白想:クマにあったらどうするか(2009年9月22日)

 タイトルは、書名をそのまま借用。その本は、語り手がアイヌ民族最後の狩人・姉崎等、聞き書きは片山龍峯、(株)木楽舎・2002年4月発行。

 9月19日、乗鞍スカイライン「ひだ丹生川乗鞍バスターミナル」において、観光客9人がツキノワグマに重軽傷を負わされたとのニュースに接し、負傷された方々はとんだ災難に遭遇したものだと気の毒に思いました。と同時にその本が頭に浮かびました。

 

 姉崎は2001年、65年に及ぶ狩人人生に区切りをつけました。65年のうちの25年間はクマ撃ち、単独で40頭、集団猟を入れれば60頭を獲ったそうです。しかしクマは自分の師匠だと思っています。
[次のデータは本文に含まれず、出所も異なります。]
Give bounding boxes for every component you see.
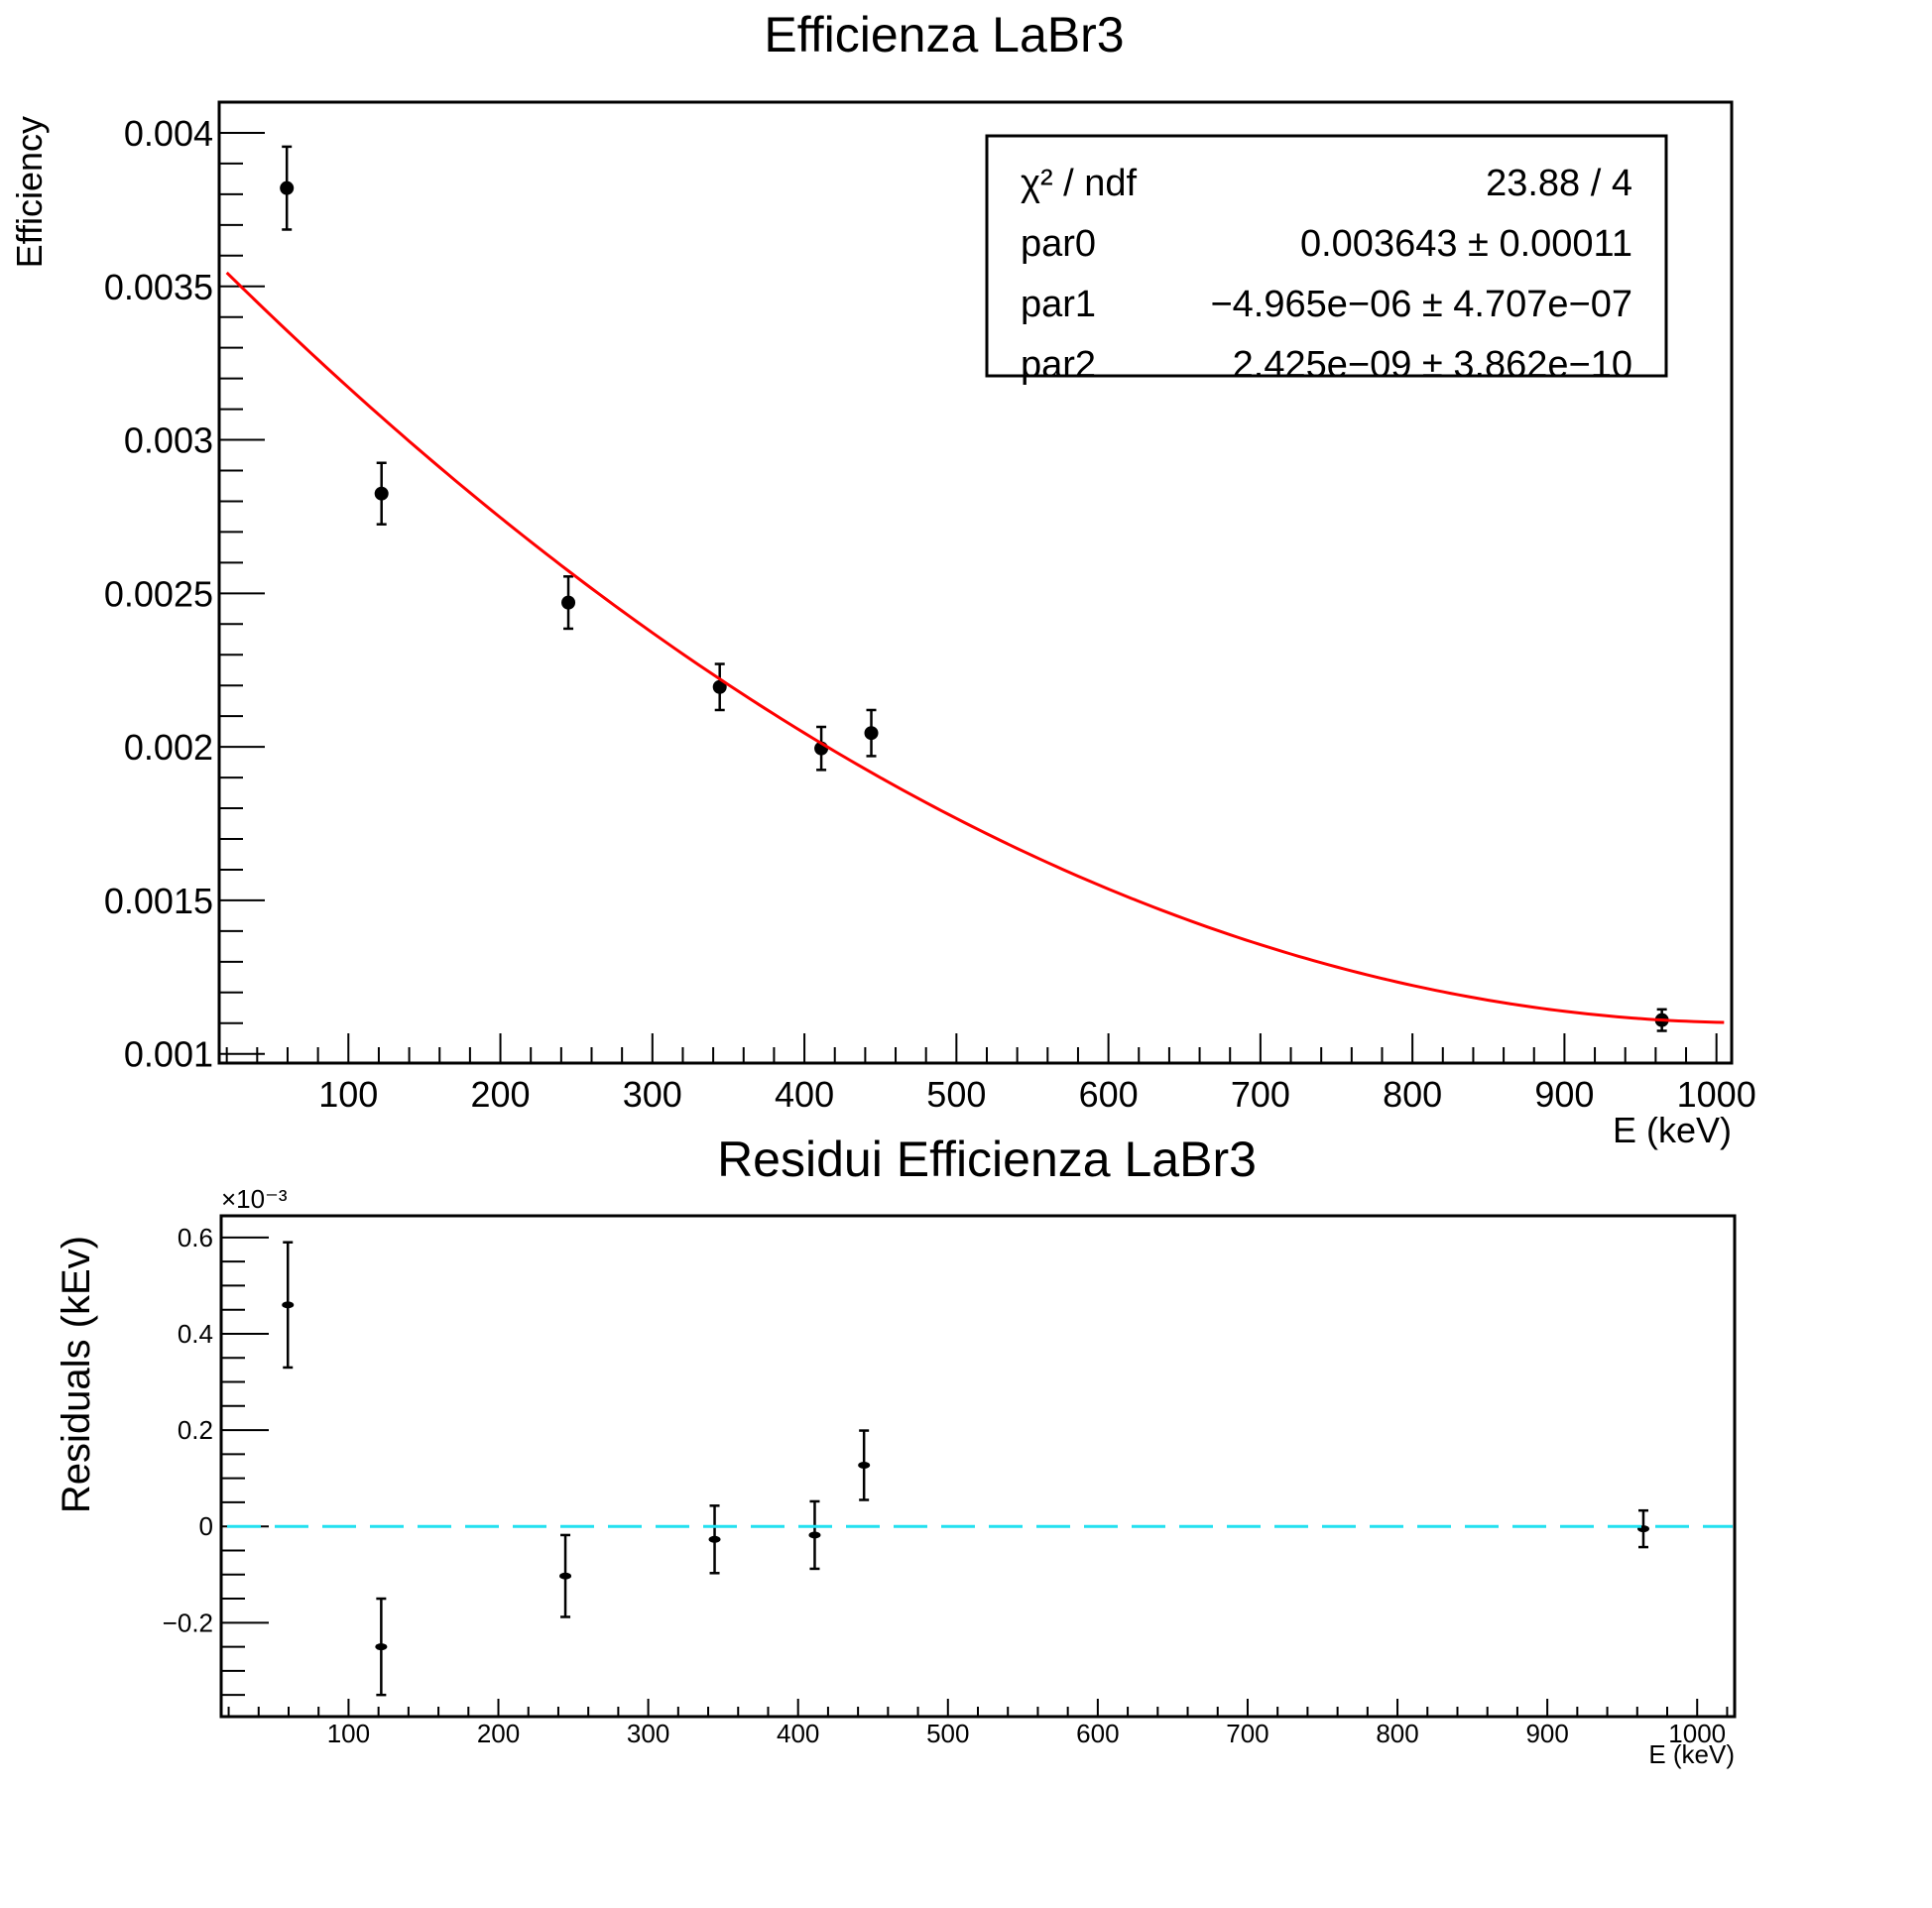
data-point	[858, 1462, 871, 1470]
data-point	[280, 180, 295, 195]
x-tick-label: 600	[1076, 1719, 1119, 1748]
x-tick-label: 400	[777, 1719, 819, 1748]
y-tick-label: 0.0025	[104, 573, 213, 614]
chart-title: Residui Efficienza LaBr3	[717, 1132, 1257, 1187]
stats-value: 2.425e−09 ± 3.862e−10	[1233, 344, 1632, 386]
data-point	[808, 1531, 821, 1539]
x-tick-label: 800	[1376, 1719, 1418, 1748]
x-tick-label: 200	[477, 1719, 520, 1748]
stats-label: par1	[1021, 284, 1096, 325]
data-point	[864, 726, 879, 741]
y-axis-label: Residuals (kEv)	[55, 1236, 98, 1513]
efficiency-panel: Efficienza LaBr3 100 200 300 400 500 600 700 800…	[9, 7, 1756, 1150]
stats-value: −4.965e−06 ± 4.707e−07	[1210, 284, 1632, 325]
y-tick-label: 0.002	[124, 727, 213, 768]
x-tick-label: 300	[627, 1719, 669, 1748]
plot-frame	[217, 100, 1734, 1065]
y-tick-label: 0.003	[124, 420, 213, 461]
x-tick-label: 500	[926, 1074, 986, 1115]
x-tick-label: 100	[327, 1719, 370, 1748]
x-tick-label: 800	[1383, 1074, 1442, 1115]
x-tick-label: 700	[1226, 1719, 1268, 1748]
y-axis-multiplier: ×10⁻³	[221, 1184, 288, 1214]
y-tick-label: 0	[199, 1511, 213, 1541]
residuals-panel: Residui Efficienza LaBr3 100 200 300 400 500 6…	[55, 1132, 1737, 1769]
x-axis-label: E (keV)	[1648, 1739, 1735, 1769]
x-tick-label: 900	[1525, 1719, 1568, 1748]
stats-value: 23.88 / 4	[1486, 163, 1632, 204]
y-tick-label: 0.6	[178, 1223, 213, 1252]
plot-frame	[219, 1214, 1737, 1719]
x-axis-label: E (keV)	[1613, 1110, 1732, 1150]
data-point	[708, 1535, 721, 1543]
x-tick-label: 1000	[1668, 1719, 1726, 1748]
y-tick-label: −0.2	[163, 1608, 213, 1637]
y-tick-label: 0.0035	[104, 267, 213, 307]
y-tick-label: 0.4	[178, 1319, 213, 1349]
x-tick-label: 400	[775, 1074, 834, 1115]
data-point	[712, 679, 727, 694]
data-point	[282, 1301, 295, 1309]
data-point	[374, 486, 389, 501]
fit-curve	[225, 271, 1725, 1024]
y-tick-label: 0.004	[124, 113, 213, 154]
data-point	[375, 1643, 388, 1651]
stats-label: par2	[1021, 344, 1096, 386]
y-tick-label: 0.2	[178, 1415, 213, 1445]
y-axis-label: Efficiency	[9, 116, 50, 268]
x-tick-label: 200	[471, 1074, 531, 1115]
x-tick-label: 100	[318, 1074, 378, 1115]
x-tick-label: 600	[1079, 1074, 1139, 1115]
y-tick-label: 0.0015	[104, 881, 213, 921]
chart-title: Efficienza LaBr3	[764, 7, 1124, 62]
stats-label: par0	[1021, 223, 1096, 265]
x-tick-label: 300	[623, 1074, 682, 1115]
x-tick-label: 1000	[1677, 1074, 1756, 1115]
x-tick-label: 900	[1534, 1074, 1594, 1115]
stats-box	[985, 134, 1668, 378]
stats-label: χ² / ndf	[1021, 163, 1138, 204]
x-tick-label: 700	[1231, 1074, 1290, 1115]
data-point	[561, 595, 576, 610]
x-tick-label: 500	[926, 1719, 969, 1748]
y-tick-label: 0.001	[124, 1034, 213, 1075]
data-point	[559, 1572, 572, 1580]
stats-value: 0.003643 ± 0.00011	[1300, 223, 1632, 265]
 私は技能伝承という視点でこの本を手にしました。クマ撃ちなろうと思った訳ではありませんが、その視点の話題は実に興味深いものでした。そして、その背景となる姉崎の、あるいはアイヌ民族の抱く自然観がさらに興味深いものでした。時間を遡れば多くの人が身につけていた知識だったと想像します。今は、私を含む多くの人が真の自然から遠くなっています。

 

 「クマにあったらどうするか 姉崎さんのすすめる10カ条(P264)」は、経験に基づく智恵です。

  (まず予防のために)
  一 ペットボトルを歩きながら押してぺこぺこ鳴らす。
  二 または、木を細い棒で縦に叩いて音を立てる。
  (もしもクマに出会ったら)
  三 背中を見せて走って逃げない。
  四 大声を出す。
  五 じっと立っているだけでよい。その場合、身体を大きく揺り動か
    さない。
  六 腰を抜かしてもよいから動かない。
  七 にらめっこで根くらべ。
  八 子連れグマに出会ったら子グマを見ないで親だけを見ながら静か
    に後ずさり。(その前に母グマからのバーンと地面を叩く警戒音
    に気をつけていて、もしその音を聞いたら、その場をすみやかに
     立ち去る)
  九 ベルトをヘビのように揺らしたり、釣り竿をヒューヒュー音を立
    てるようにしたり、柴を振りまわす。
  十 柴を引きずって静かに離れる(尖った棒で突かない)。

 音を立てて自分の存在をクマに知らせ、遭遇することを予防するということ。クマ避けの鐘を身につけるなど、ここまでは私もハイキングに行く際などに注意しています。しかしクマに出会ったら冷静に対応できる自信はありません。

 次のようなことも語っています。
 「クマと共存していけるものだったらクマにもいい環境をあたえてやりたいものだと思います。・・・クマが師匠になったほどクマにはお世話になって山を教えてもらったし、そのお陰で生活もある程度維持できたからね。・・・
 おかげで危機を乗り越えてこられたんだなあと思うと、そうすると現在はクマが生存するうえで危機の時代だから、いくらかでも手助けできることがあったらしてやりたいなあと思う、その心は変わらないんですよ(P299)」

 

 味わい深い語りです。クマにとどまらず、自然との共生はこれからの大きな課題です。今週末、とある講習会に参加するため群馬県みなかみ町に出向きます。興味深い話題があれば追って報告するつもりです。